Les chemins, en fonction des maisons. Non point le cadastre millimétré des Romains, mais un village abandonné sur le dos d’une colline, en Provence, du côté de Banon, fait d’entrelacs et de repentirs, et semblant vivre, à défaut de maisons disparues, les plis et les replis du vent dans les hautes herbes. Ou bien en Argonne, du côté de la Haute Chevauchée, ces routes sans fin, en forêt, où les champignons poussent inviolés au gré des sentiers, non loin des tranchées abandonnées. Non loin des tranchées. De l’homme en tant que taupe. Musant avec le vent, éternel cache-cache. Tous ces bois qui chantent, Chantecoq, Canteloup, Chantemelle, « Le silence profond des choses qui se sont tues », ou parties, là en bas, dans la vallée. « Aller se suffit à lui-même ». L’air ici est libre, loin des murs. « Amener la naissance d’un vide » En soi et hors de soi. Rêverie d’Attila. « Les chemins qui font signe à travers l’air, à travers la mémoire, les dérives, espérances et la mesure du quotidien ».

Carrefour des Ardennes, Mazagran, Attigny n’est pas loin. De l’oubli. Tout est à créer. A refaire.
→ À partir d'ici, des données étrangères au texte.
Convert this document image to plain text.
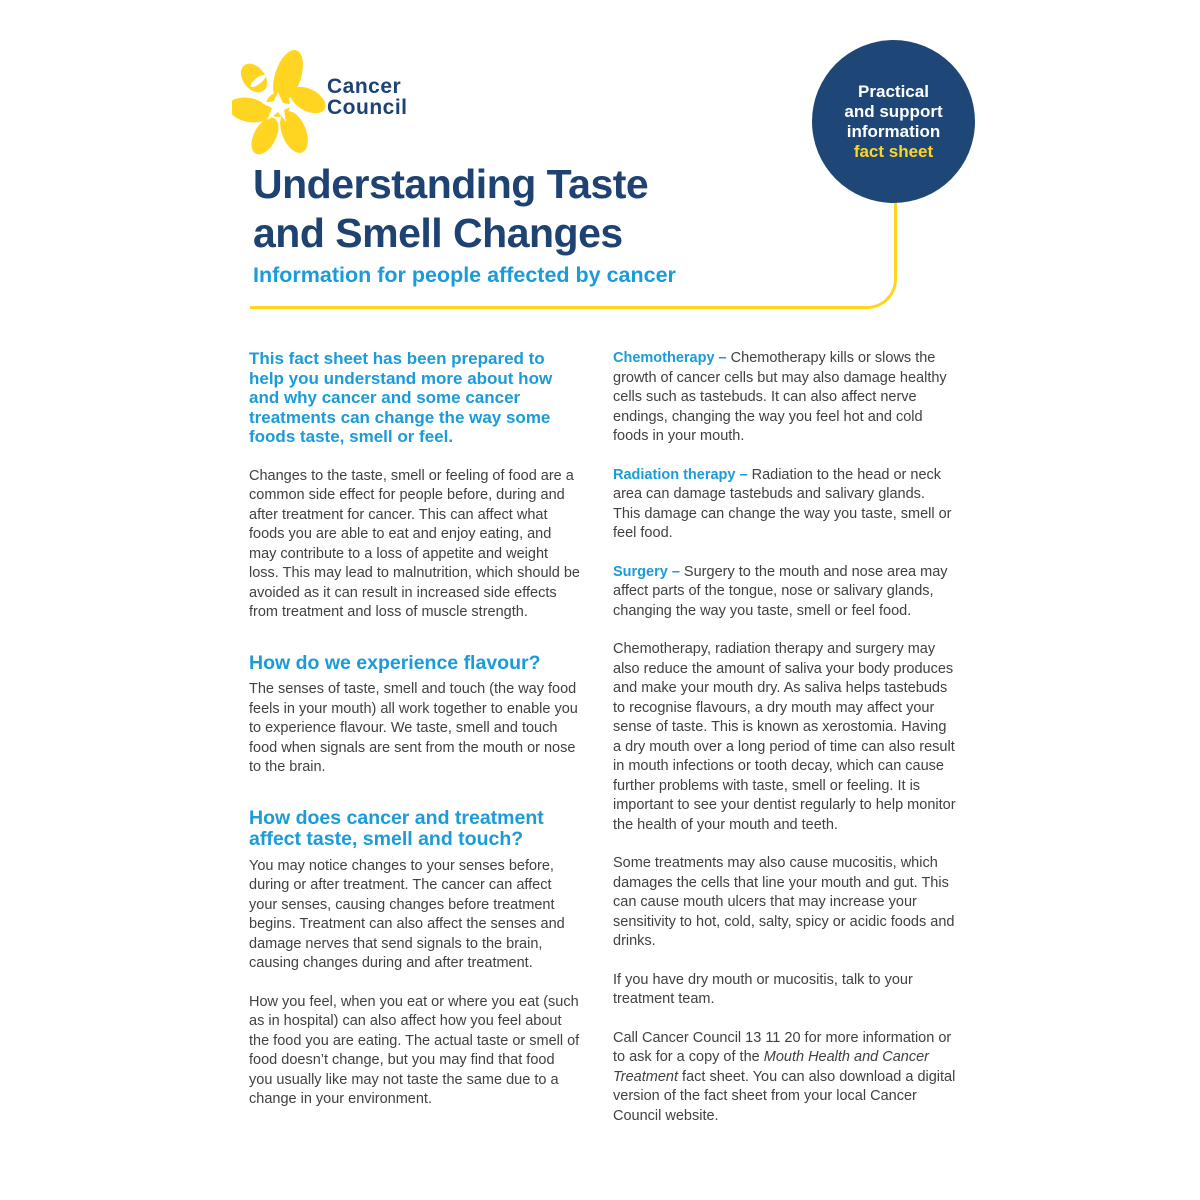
Cancer
Council
Practical
and support
information
fact sheet
Understanding Taste
and Smell Changes
Information for people affected by cancer

This fact sheet has been prepared to help you understand more about how and why cancer and some cancer treatments can change the way some foods taste, smell or feel.

Changes to the taste, smell or feeling of food are a common side effect for people before, during and after treatment for cancer. This can affect what foods you are able to eat and enjoy eating, and may contribute to a loss of appetite and weight loss. This may lead to malnutrition, which should be avoided as it can result in increased side effects from treatment and loss of muscle strength.

How do we experience flavour?

The senses of taste, smell and touch (the way food feels in your mouth) all work together to enable you to experience flavour. We taste, smell and touch food when signals are sent from the mouth or nose to the brain.

How does cancer and treatment affect taste, smell and touch?

You may notice changes to your senses before, during or after treatment. The cancer can affect your senses, causing changes before treatment begins. Treatment can also affect the senses and damage nerves that send signals to the brain, causing changes during and after treatment.

How you feel, when you eat or where you eat (such as in hospital) can also affect how you feel about the food you are eating. The actual taste or smell of food doesn’t change, but you may find that food you usually like may not taste the same due to a change in your environment.

Chemotherapy – Chemotherapy kills or slows the growth of cancer cells but may also damage healthy cells such as tastebuds. It can also affect nerve endings, changing the way you feel hot and cold foods in your mouth.

Radiation therapy – Radiation to the head or neck area can damage tastebuds and salivary glands. This damage can change the way you taste, smell or feel food.

Surgery – Surgery to the mouth and nose area may affect parts of the tongue, nose or salivary glands, changing the way you taste, smell or feel food.

Chemotherapy, radiation therapy and surgery may also reduce the amount of saliva your body produces and make your mouth dry. As saliva helps tastebuds to recognise flavours, a dry mouth may affect your sense of taste. This is known as xerostomia. Having a dry mouth over a long period of time can also result in mouth infections or tooth decay, which can cause further problems with taste, smell or feeling. It is important to see your dentist regularly to help monitor the health of your mouth and teeth.

Some treatments may also cause mucositis, which damages the cells that line your mouth and gut. This can cause mouth ulcers that may increase your sensitivity to hot, cold, salty, spicy or acidic foods and drinks.

If you have dry mouth or mucositis, talk to your treatment team.

Call Cancer Council 13 11 20 for more information or to ask for a copy of the Mouth Health and Cancer Treatment fact sheet. You can also download a digital version of the fact sheet from your local Cancer Council website.
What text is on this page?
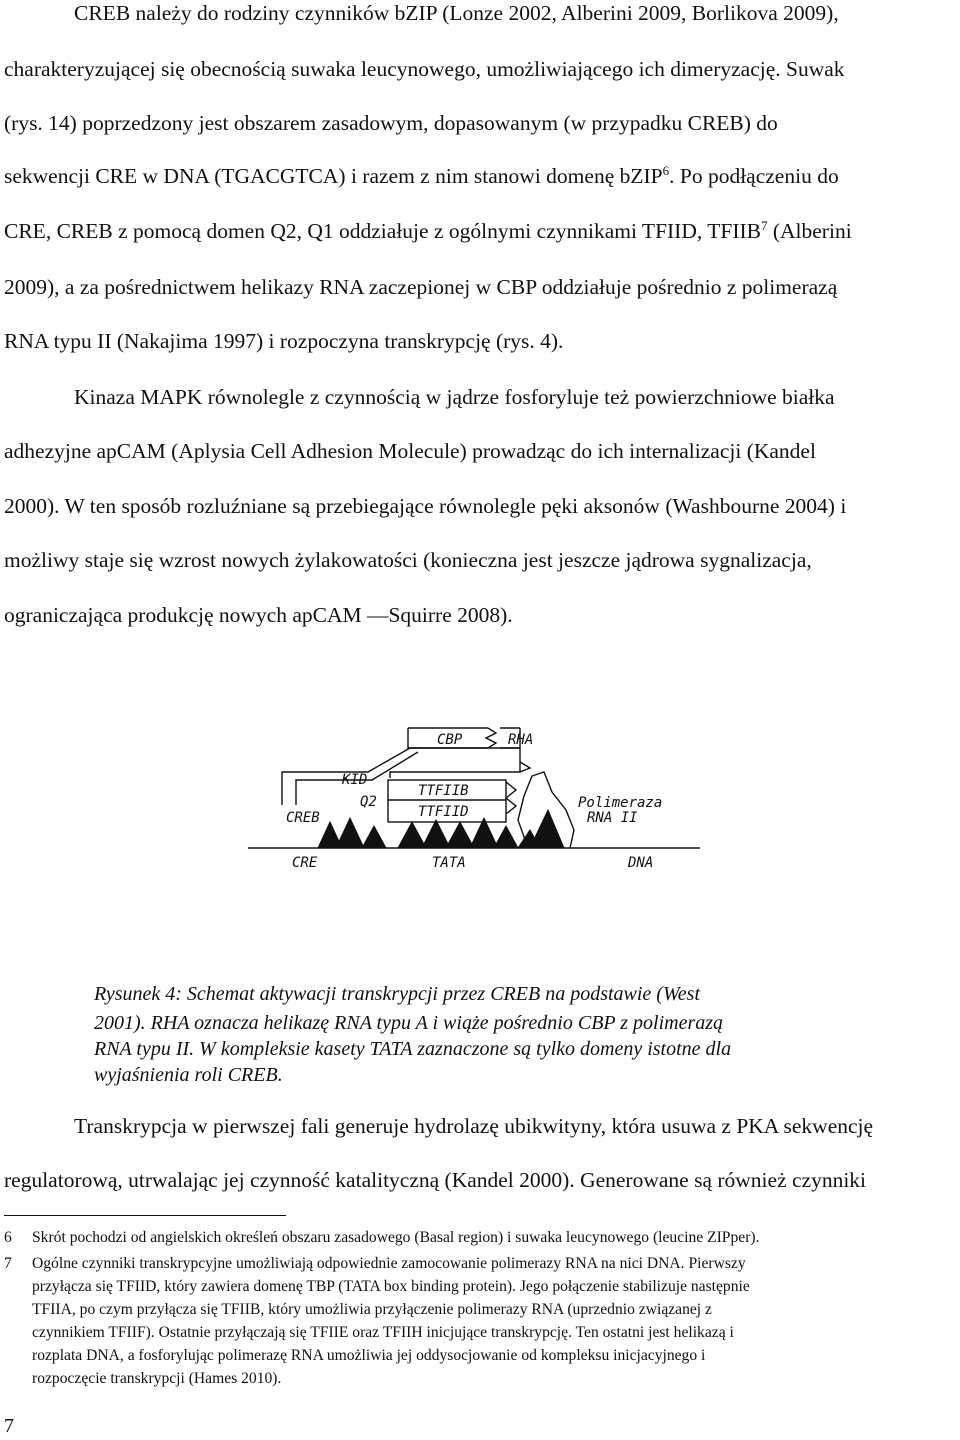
CREB należy do rodziny czynników bZIP (Lonze 2002, Alberini 2009, Borlikova 2009),
charakteryzującej się obecnością suwaka leucynowego, umożliwiającego ich dimeryzację. Suwak
(rys. 14) poprzedzony jest obszarem zasadowym, dopasowanym (w przypadku CREB) do
sekwencji CRE w DNA (TGACGTCA) i razem z nim stanowi domenę bZIP$^6$. Po podłączeniu do
CRE, CREB z pomocą domen Q2, Q1 oddziałuje z ogólnymi czynnikami TFIID, TFIIB$^7$ (Alberini
2009), a za pośrednictwem helikazy RNA zaczepionej w CBP oddziałuje pośrednio z polimerazą
RNA typu II (Nakajima 1997) i rozpoczyna transkrypcję (rys. 4).
Kinaza MAPK równolegle z czynnością w jądrze fosforyluje też powierzchniowe białka
adhezyjne apCAM (Aplysia Cell Adhesion Molecule) prowadząc do ich internalizacji (Kandel
2000). W ten sposób rozluźniane są przebiegające równolegle pęki aksonów (Washbourne 2004) i
możliwy staje się wzrost nowych żylakowatości (konieczna jest jeszcze jądrowa sygnalizacja,
ograniczająca produkcję nowych apCAM —Squirre 2008).
CBP	RHA
KID
Q2
TTFIIB
TTFIID
Polimeraza
RNA II
CREB
CRE	TATA	DNA
Rysunek 4: Schemat aktywacji transkrypcji przez CREB na podstawie (West
2001). RHA oznacza helikazę RNA typu A i wiąże pośrednio CBP z polimerazą
RNA typu II. W kompleksie kasety TATA zaznaczone są tylko domeny istotne dla
wyjaśnienia roli CREB.
Transkrypcja w pierwszej fali generuje hydrolazę ubikwityny, która usuwa z PKA sekwencję
regulatorową, utrwalając jej czynność katalityczną (Kandel 2000). Generowane są również czynniki
6 Skrót pochodzi od angielskich określeń obszaru zasadowego (Basal region) i suwaka leucynowego (leucine ZIPper).
7 Ogólne czynniki transkrypcyjne umożliwiają odpowiednie zamocowanie polimerazy RNA na nici DNA. Pierwszy
przyłącza się TFIID, który zawiera domenę TBP (TATA box binding protein). Jego połączenie stabilizuje następnie
TFIIA, po czym przyłącza się TFIIB, który umożliwia przyłączenie polimerazy RNA (uprzednio związanej z
czynnikiem TFIIF). Ostatnie przyłączają się TFIIE oraz TFIIH inicjujące transkrypcję. Ten ostatni jest helikazą i
rozplata DNA, a fosforylując polimerazę RNA umożliwia jej oddysocjowanie od kompleksu inicjacyjnego i
rozpoczęcie transkrypcji (Hames 2010).
7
Mais suffit-il d’une vie, quand tout s’oublie?

Les couloirs du vent, les eaux profondes. Les projets refoulés. Retrouver la source au milieu des marais. Mais il y en a  tant. L’autre côté du monde. L’intérieur des pierres.

Car il y a tous ces dessins, avec leurs couleurs soigneusement amorties, dans l’ombre ou la clarté. Aucune fausse note. Mais des galeries compliquées et souvent soigneusement parallèles, comme les fourmis, à la longue, en font des villes. Cordées. Encordées. Des comptes d’Aztèques.

Des couleurs rares, qui se complètent, qui s’agissent, qui s’assagissent jusqu’à former d’autres courants, parallèles à ceux du vent, et, de loin en loin, les rejoignant. Synesthésies. Des couleurs et des sons se répondent. Baudelaire.

« Chemins, quelques herbes folles,  quelques traces de vie, encore! »

Comme il le dit, « reste ce grand vent » Que serions-nous sans le vent? Comme s’il n’y avait que le vent, l’inclinaison, les hautes herbes. Comme si un Hermès enfant avait brouillé nos pistes, ferrant à l’envers nos chevaux et nos boeufs.

« Revenir à l’en-deçà des choses », dit-il.  Le dernier refuge. L’air épargné, mis de côté, de la chambre et du feu.

Le noir quart d’heure. L’éclat des veillées Les choses dans leur ordinaire. Qui se mangent, qui se boivent.

C’est le regard, à présent, qui trace son chemin; et nous râclons la semelle de nos souliers,  nous construisons, enfants, d’éphémères barrages de boue, arrêtant l’eau, arrêtant le temps. Nous traînons le temps qu’il fait, le temps qu’il faut. Il pleut des retards, des punitions, des retenues.

Mais le macadam est venu. Son goudron sert d’engrais aux chardons Quelles forêts de prêles et de gingkos attendent, à l’ombre des orages, les enfants de l’avenir? « Chemins discontinus où nous rêvons ».